Latin music crazes have come and gone, but with streaming now driving the industry's growth and Latin fans proving to be some of the most engaged music streamers on the planet, the market looks increasingly promising. Though Latin America generated just $598 million of the world's $16 billion in recorded-music revenue in 2016, according to IFPI, the growing ranks streaming Latin tunes from other countries are "even getting the U.K. labels to reach out and ask for collabs -- that's a first," says Lorenzo Braun, senior vp/GM of Sony Music U.S. Latin.
Streaming is both revealing new pockets of Latin music fans ("Despacito" is huge in Japan) while squeezing revenue from known fans who hadn't necessarily been paying for music before. While paid services generate the highest per-stream payouts for labels, even ad-supported, free services such as YouTube are monetizing listeners who in the past made due with pirated tunes. Earlier in August, "Despacito" became YouTube's most-seen video of all time, but there were four other Spanish-language videos among the top 10 and 27 among the top 100 for the week of Aug. 4.
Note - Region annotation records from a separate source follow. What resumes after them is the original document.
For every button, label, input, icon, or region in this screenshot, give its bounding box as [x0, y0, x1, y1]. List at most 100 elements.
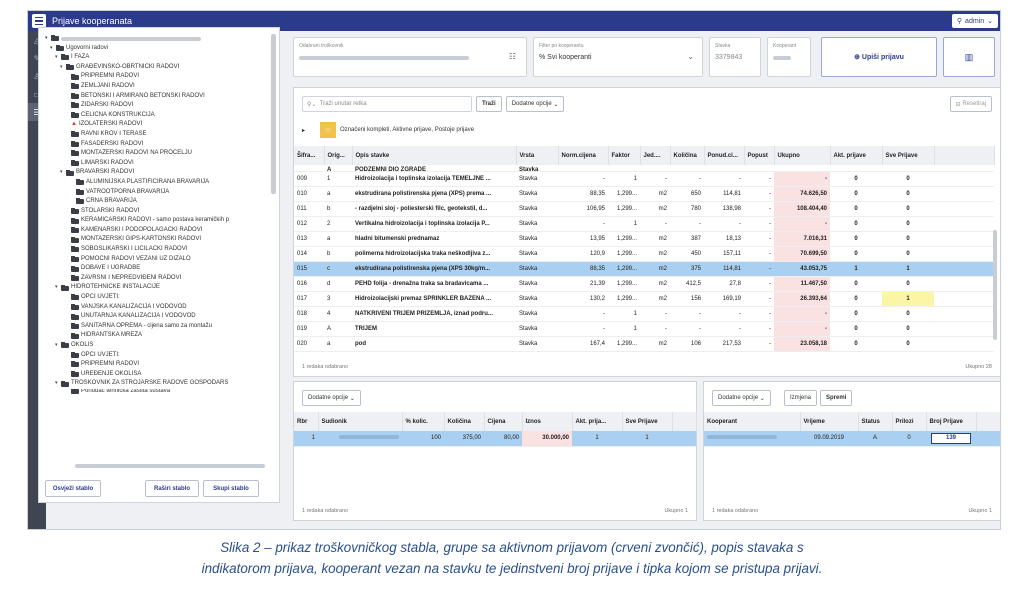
column-header[interactable]: Iznos [522, 412, 573, 431]
tree-node[interactable]: OPĆI UVJETI: [45, 293, 267, 303]
tree-expand-arrow-icon[interactable]: ▾ [50, 44, 53, 51]
tree-expand-arrow-icon[interactable]: ▾ [55, 342, 58, 348]
hamburger-menu-icon[interactable] [32, 14, 46, 28]
tree-node[interactable]: OPĆI UVJETI: [45, 351, 267, 361]
column-header[interactable]: Status [858, 412, 893, 431]
search-button[interactable]: Traži [476, 96, 502, 112]
items-search-input[interactable]: ⚲⌄ Traži unutar retka [302, 96, 472, 112]
column-header[interactable]: Sve Prijave [882, 146, 935, 165]
tree-expand-arrow-icon[interactable]: ▾ [45, 35, 48, 41]
tree-node[interactable]: HIDRANTSKA MREŽA [45, 331, 267, 341]
pin-icon[interactable]: ✎ [33, 53, 41, 63]
table-row[interactable]: 009 1 Hidroizolacija i toplinska izolacija… [294, 171, 994, 187]
column-header[interactable]: Norm.cijena [558, 146, 609, 165]
tree-expand-arrow-icon[interactable]: ▾ [55, 54, 58, 61]
column-header[interactable]: Jed.... [640, 146, 671, 165]
column-header[interactable]: Ponud.ci... [704, 146, 745, 165]
edit-button[interactable]: Izmjena [784, 390, 818, 406]
column-header[interactable]: Kooperant [704, 412, 801, 431]
tree-node[interactable]: Ponuđač tehnička zaštita sustava [45, 388, 267, 394]
tree-node[interactable]: ZAVRŠNI I NEPREDVIĐENI RADOVI [45, 274, 267, 284]
column-header[interactable]: Vrijeme [800, 412, 859, 431]
tree-node[interactable]: MONTAŽERSKI RADOVI NA PROČELJU [45, 149, 267, 159]
table-row[interactable]: 016 d PEHD folija - drenažna traka sa brad… [294, 276, 994, 292]
enter-application-button[interactable]: ⊕ Upiši prijavu [821, 37, 937, 77]
tree-node[interactable]: ▾ HIDROTEHNIČKE INSTALACIJE [45, 283, 267, 293]
active-filter-chip[interactable]: ▸ ☆ Označeni kompleti, Aktivne prijave, … [302, 122, 474, 138]
tree-node[interactable]: SANITARNA OPREMA - cijena samo za montaž… [45, 322, 267, 332]
tree-node[interactable]: BETONSKI I ARMIRANO BETONSKI RADOVI [45, 92, 267, 102]
tree-expand-arrow-icon[interactable]: ▾ [60, 63, 63, 70]
column-header[interactable]: Akt. prija... [572, 412, 623, 431]
tree-node[interactable]: FASADERSKI RADOVI [45, 140, 267, 150]
table-row[interactable]: 013 a hladni bitumenski prednamaz Stavka 13,… [294, 231, 994, 247]
column-header[interactable]: Količina [670, 146, 705, 165]
reset-button[interactable]: ⊟ Resetiraj [949, 96, 992, 112]
tree-node[interactable]: ▾ I FAZA [45, 53, 267, 63]
tree-node[interactable]: ▾ GRAĐEVINSKO-OBRTNIČKI RADOVI [45, 63, 267, 73]
column-header[interactable]: Rbr [294, 412, 319, 431]
book-icon[interactable]: ▭ [33, 89, 41, 99]
table-row[interactable]: 017 3 Hidroizolacijski premaz SPRINKLER BA… [294, 291, 994, 307]
tree-node[interactable]: STOLARSKI RADOVI [45, 207, 267, 217]
column-header[interactable]: Broj Prijave [926, 412, 977, 431]
budget-selector[interactable]: Odabrani troškovnik ☷ [293, 37, 527, 77]
collapse-tree-button[interactable]: Skupi stablo [203, 480, 259, 497]
bell-icon[interactable]: ◬ [33, 35, 41, 45]
column-header[interactable]: Sudionik [318, 412, 403, 431]
tree-node[interactable]: ZIDARSKI RADOVI [45, 101, 267, 111]
tree-node[interactable]: VATROOTPORNA BRAVARIJA [45, 188, 267, 198]
column-header[interactable]: Orig... [324, 146, 353, 165]
column-header[interactable]: Prilozi [892, 412, 927, 431]
tree-node[interactable]: PRIPREMNI RADOVI [45, 72, 267, 82]
items-options-button[interactable]: Dodatne opcije ⌄ [505, 96, 565, 112]
table-row[interactable]: 019 A TRIJEM Stavka -1- - - - -0 0 [294, 321, 994, 337]
column-header[interactable]: Popust [744, 146, 775, 165]
tree-node[interactable]: ČELIČNA KONSTRUKCIJA [45, 111, 267, 121]
list-icon[interactable]: ☷ [508, 52, 516, 61]
column-header[interactable]: Ukupno [774, 146, 831, 165]
tree-node[interactable]: PRIPREMNI RADOVI [45, 360, 267, 370]
column-header[interactable]: Faktor [608, 146, 641, 165]
table-row[interactable]: 1 100 375,00 80,00 30.000,00 1 1 [294, 431, 696, 447]
table-row[interactable]: 010 a ekstrudirana polistirenska pjena (XP… [294, 186, 994, 202]
table-row[interactable]: 014 b polimerna hidroizolacijska traka neš… [294, 246, 994, 262]
column-header[interactable]: Sve Prijave [622, 412, 673, 431]
tree-node[interactable]: ▾ TROŠKOVNIK ZA STROJARSKE RADOVE GOSPODA… [45, 379, 267, 389]
tree-expand-arrow-icon[interactable]: ▾ [55, 284, 58, 291]
table-row[interactable]: A PODZEMNI DIO ZGRADE Stavka [294, 165, 994, 172]
layout-toggle-button[interactable]: ▥ [943, 37, 995, 77]
column-header[interactable]: Količina [444, 412, 485, 431]
items-scrollbar[interactable] [993, 230, 997, 340]
tree-node[interactable]: RAVNI KROV I TERASE [45, 130, 267, 140]
column-header[interactable]: % kolic. [402, 412, 445, 431]
tree-node[interactable]: UREĐENJE OKOLIŠA [45, 370, 267, 380]
tree-scrollbar[interactable] [271, 34, 276, 194]
expand-tree-button[interactable]: Raširi stablo [145, 480, 199, 497]
table-row[interactable]: 018 4 NATKRIVENI TRIJEM PRIZEMLJA, iznad p… [294, 306, 994, 322]
tree-node[interactable]: CRNA BRAVARIJA [45, 197, 267, 207]
column-header[interactable]: Opis stavke [352, 146, 517, 165]
tree-node[interactable]: UNUTARNJA KANALIZACIJA I VODOVOD [45, 312, 267, 322]
column-header[interactable]: Cijena [484, 412, 523, 431]
tree-node[interactable]: POMOĆNI RADOVI VEZANI UZ DIZALO [45, 255, 267, 265]
tree-node[interactable]: ▾ OKOLIŠ [45, 341, 267, 351]
table-row[interactable]: 015 c ekstrudirana polistirenska pjena (XP… [294, 261, 994, 277]
table-row[interactable]: 011 b - razdjelni sloj - poliesterski filc… [294, 201, 994, 217]
application-number-button[interactable]: 139 [931, 432, 971, 444]
tree-node[interactable]: KERAMIČARSKI RADOVI - samo postava keram… [45, 216, 267, 226]
tree-node[interactable]: VANJSKA KANALIZACIJA I VODOVOD [45, 303, 267, 313]
tree-node[interactable]: SOBOSLIKARSKI I LIČILAČKI RADOVI [45, 245, 267, 255]
tree-node[interactable]: MONTAŽERSKI GIPS-KARTONSKI RADOVI [45, 235, 267, 245]
tree-node[interactable]: ▾ [45, 34, 267, 44]
table-row[interactable]: 020 a pod Stavka 167,4 1,299... m2 106 217,53-23… [294, 336, 994, 352]
tree-node[interactable]: KAMENARSKI I PODOPOLAGAČKI RADOVI [45, 226, 267, 236]
tree-node[interactable]: ALUMINIJSKA PLASTIFICIRANA BRAVARIJA [45, 178, 267, 188]
tree-node[interactable]: DOBAVE I UGRADBE [45, 264, 267, 274]
tree-node[interactable]: ZEMLJANI RADOVI [45, 82, 267, 92]
tree-node[interactable]: ▾ BRAVARSKI RADOVI [45, 168, 267, 178]
tree-horizontal-scrollbar[interactable] [75, 464, 265, 468]
participants-options-button[interactable]: Dodatne opcije ⌄ [302, 390, 361, 406]
column-header[interactable]: Akt. prijave [830, 146, 883, 165]
table-row[interactable]: 09.09.2019 A 0 139 [704, 431, 1000, 447]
"Streaming is helping great music come from anywhere and translate everywhere," says Stu Bergen, Warner Music Group CEO of international and global commercial services.
Daddy Yankee says that before streaming took off, mainstream executives "couldn't understand why we sold [out] arenas around the world," with U.S. sales so slim. "Now, we can finally see the global traffic of people that support us," he says.
Indie publisher Pulse Music has made inroads into the Latin market during the past 18 months, signing writers including MLKMN and Marty James, who collaborated on the English translation of the "Despacito" remix. But Pulse president Maria Egan says she's more focused on "music that makes a global impact" rather than traditional Latin fare.
"Thanks to 'Despacito,' " says Fonsi, "all eyes are not only on me, but Latin music in general."